On September 18, an article was published in The Varsity entitled “Why the most ballots should constitute a win.” The author speaks in favour of the current first-past-the-post (FPTP) electoral system.
Although early in the article it states that “the main grievance against FPTP is its apparent undemocratic nature,” the author argues for the fact that regional representation should be our primary concern when picking the leaders of our country.
Even if there are other benefits offered by the FPTP system, an electoral system being undemocratic is not a minor concern. In fact, the democratic nature of any given electoral system should be our first concern.
When evaluating the results of the last federal election, Fairvote Canada reported that 49 per cent of voters cast their ballots for a losing candidate. This means that over 8.6 million people could have stayed home during the last election, and under the current framework, the results of the election would have been exactly the same. This situation causes many to feel dissatisfied with the electoral process.
Imagine being a Liberal supporter living in a rural Alberta riding, which has been won by a Conservative candidate for as long as the party has existed. There is no real motivation for you to vote, for you know what the result is going to be and who is going to win. Moreover, even if you are aware of other Liberal supporters in your riding, so long as there is a definitive, predictable majority that supports another party, there is little motivation to vote in a FPTP system.
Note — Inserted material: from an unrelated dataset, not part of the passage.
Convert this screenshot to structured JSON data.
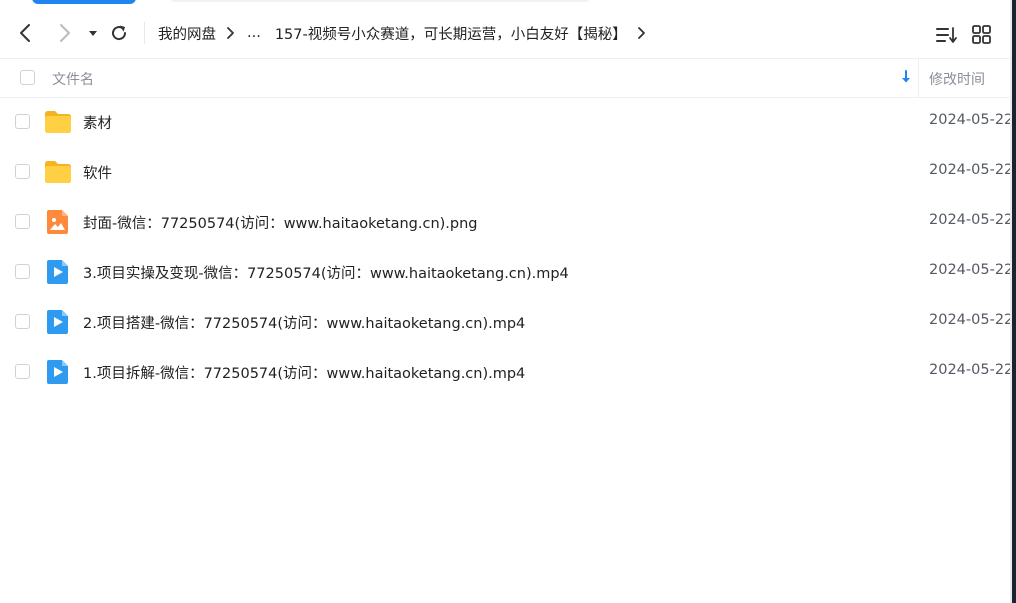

In other words, when the most votes can guarantee a party a majority, you, as a supporter of a different party, might as well cast your ballot in the trash.
This is where a proportional representation (PR) system may come in handy. There are varying forms of PR, but in general it looks like this: the popular vote directly correlates to how seats are distributed in the House of Commons. This ensures that there is a direct connection between the support that each party garners within the community and the amount of representation that candidates obtain in the end.
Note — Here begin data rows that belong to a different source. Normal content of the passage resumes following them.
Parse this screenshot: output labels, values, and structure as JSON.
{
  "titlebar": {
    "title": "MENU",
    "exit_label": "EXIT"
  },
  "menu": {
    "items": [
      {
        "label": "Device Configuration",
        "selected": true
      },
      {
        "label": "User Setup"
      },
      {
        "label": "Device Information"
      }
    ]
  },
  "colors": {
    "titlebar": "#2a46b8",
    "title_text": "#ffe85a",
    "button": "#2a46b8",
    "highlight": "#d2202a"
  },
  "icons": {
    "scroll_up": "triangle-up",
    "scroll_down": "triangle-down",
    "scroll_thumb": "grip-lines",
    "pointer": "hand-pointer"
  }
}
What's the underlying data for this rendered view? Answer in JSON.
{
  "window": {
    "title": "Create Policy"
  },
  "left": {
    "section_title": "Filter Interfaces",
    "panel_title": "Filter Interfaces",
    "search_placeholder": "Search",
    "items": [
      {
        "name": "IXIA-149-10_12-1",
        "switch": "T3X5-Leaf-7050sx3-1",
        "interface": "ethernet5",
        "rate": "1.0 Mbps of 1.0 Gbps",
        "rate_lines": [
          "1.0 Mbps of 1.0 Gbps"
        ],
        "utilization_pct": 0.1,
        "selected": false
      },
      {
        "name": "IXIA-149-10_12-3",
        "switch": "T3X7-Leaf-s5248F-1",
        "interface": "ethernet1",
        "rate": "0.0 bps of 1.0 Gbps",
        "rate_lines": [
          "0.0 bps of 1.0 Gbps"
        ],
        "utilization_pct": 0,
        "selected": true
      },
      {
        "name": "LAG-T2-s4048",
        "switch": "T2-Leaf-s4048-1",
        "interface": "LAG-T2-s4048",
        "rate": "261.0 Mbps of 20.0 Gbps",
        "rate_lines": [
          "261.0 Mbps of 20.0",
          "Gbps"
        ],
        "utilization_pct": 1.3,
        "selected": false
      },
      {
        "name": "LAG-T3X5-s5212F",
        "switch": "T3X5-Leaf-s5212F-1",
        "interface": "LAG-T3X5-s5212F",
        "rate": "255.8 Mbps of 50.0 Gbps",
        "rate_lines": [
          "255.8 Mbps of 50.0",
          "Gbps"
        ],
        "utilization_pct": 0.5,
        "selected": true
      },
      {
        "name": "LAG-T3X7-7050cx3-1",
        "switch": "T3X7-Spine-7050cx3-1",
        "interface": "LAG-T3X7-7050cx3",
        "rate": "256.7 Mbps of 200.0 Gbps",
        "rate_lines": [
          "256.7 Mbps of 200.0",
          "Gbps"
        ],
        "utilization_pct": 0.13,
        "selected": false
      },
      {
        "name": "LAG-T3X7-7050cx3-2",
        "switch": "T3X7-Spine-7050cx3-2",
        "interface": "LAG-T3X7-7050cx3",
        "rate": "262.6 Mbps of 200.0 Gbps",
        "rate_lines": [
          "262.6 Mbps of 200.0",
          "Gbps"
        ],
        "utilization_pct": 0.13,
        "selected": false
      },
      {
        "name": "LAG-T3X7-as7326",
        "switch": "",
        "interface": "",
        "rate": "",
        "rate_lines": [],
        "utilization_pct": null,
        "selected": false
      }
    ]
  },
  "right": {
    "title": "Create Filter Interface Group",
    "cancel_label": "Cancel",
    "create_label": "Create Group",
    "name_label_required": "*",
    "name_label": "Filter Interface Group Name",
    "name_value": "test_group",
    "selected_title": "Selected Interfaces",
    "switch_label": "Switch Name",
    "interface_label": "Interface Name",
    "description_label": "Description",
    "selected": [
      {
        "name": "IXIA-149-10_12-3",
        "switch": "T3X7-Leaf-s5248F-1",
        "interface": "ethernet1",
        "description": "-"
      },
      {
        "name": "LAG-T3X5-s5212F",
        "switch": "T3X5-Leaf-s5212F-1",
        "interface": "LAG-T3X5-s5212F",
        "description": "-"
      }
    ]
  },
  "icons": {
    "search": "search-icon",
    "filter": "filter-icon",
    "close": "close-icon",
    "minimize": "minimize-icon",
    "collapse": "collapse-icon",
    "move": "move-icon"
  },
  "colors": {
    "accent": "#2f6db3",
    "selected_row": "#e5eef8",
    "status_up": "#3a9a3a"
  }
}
Take the 2015 election: the Liberal Party received 39.5 per cent of the popular vote. Under the FPTP system, this equated to winning 184 seats or 54 per cent out of the 338 available. In a PR system, the seat count would be closer to 134, arguably more representative of the actual support the Liberals received.
Furthermore, under the PR system, it wouldn’t matter what a voter’s political inclinations were compared to those within their geographic proximity; every vote would count towards a Member of Parliament (MP) being elected. This means the voices of all get to be heard, not just those fortunate enough to agree with their neighbours.
Although previously expressed opinions in The Varsity point to the PR system’s lack of regional representation, the current political culture of FPTP does not operate with regional representation in mind either.
This is because the overwhelming majority of party campaigning is conducted at the federal level. Voters become very familiar with the policy and leadership of a party, but in the end, they often know very little about the party’s candidate in their riding.
In the past election, for example, voters in Toronto Centre voted for the Liberal Party — not necessarily Chrystia Freeland, the Liberal candidate in that riding.
The regional representation argument breaks down even further when you consider that MPs often have little choice in how they vote. Party discipline is so severe in the House of Commons that MPs can face strict consequences for not voting with their party.
Though this is a problem independent of the electoral system itself — and one that should be explored in more detail — it undermines an MPs ability to represent their voters’ voices, and therefore, one of the alleged benefits of the FPTP system falls flat.
With all this in mind, why does Canada still use a FPTP system? In short, it’s because change is hard. People have become so accustomed to the system that shifting to a new way of thinking can seem like treading unknown waters.
There are also political reasons, which are more pressing: politicians like having power, and FPTP makes it that much easier to hold onto it, given that majority governments are easier to obtain. This sounds great for those who support the government in power, but it can also create volatile, inefficient shifts in policy if the government frequently changes, for each new government may possibly completely invalidate previous work.
What is clear, however, is that neither of these reasons are particularly compelling in their case to maintain the status quo.
Christopher Chiasson is a second-year student at Innis College studying Political Science and Economics.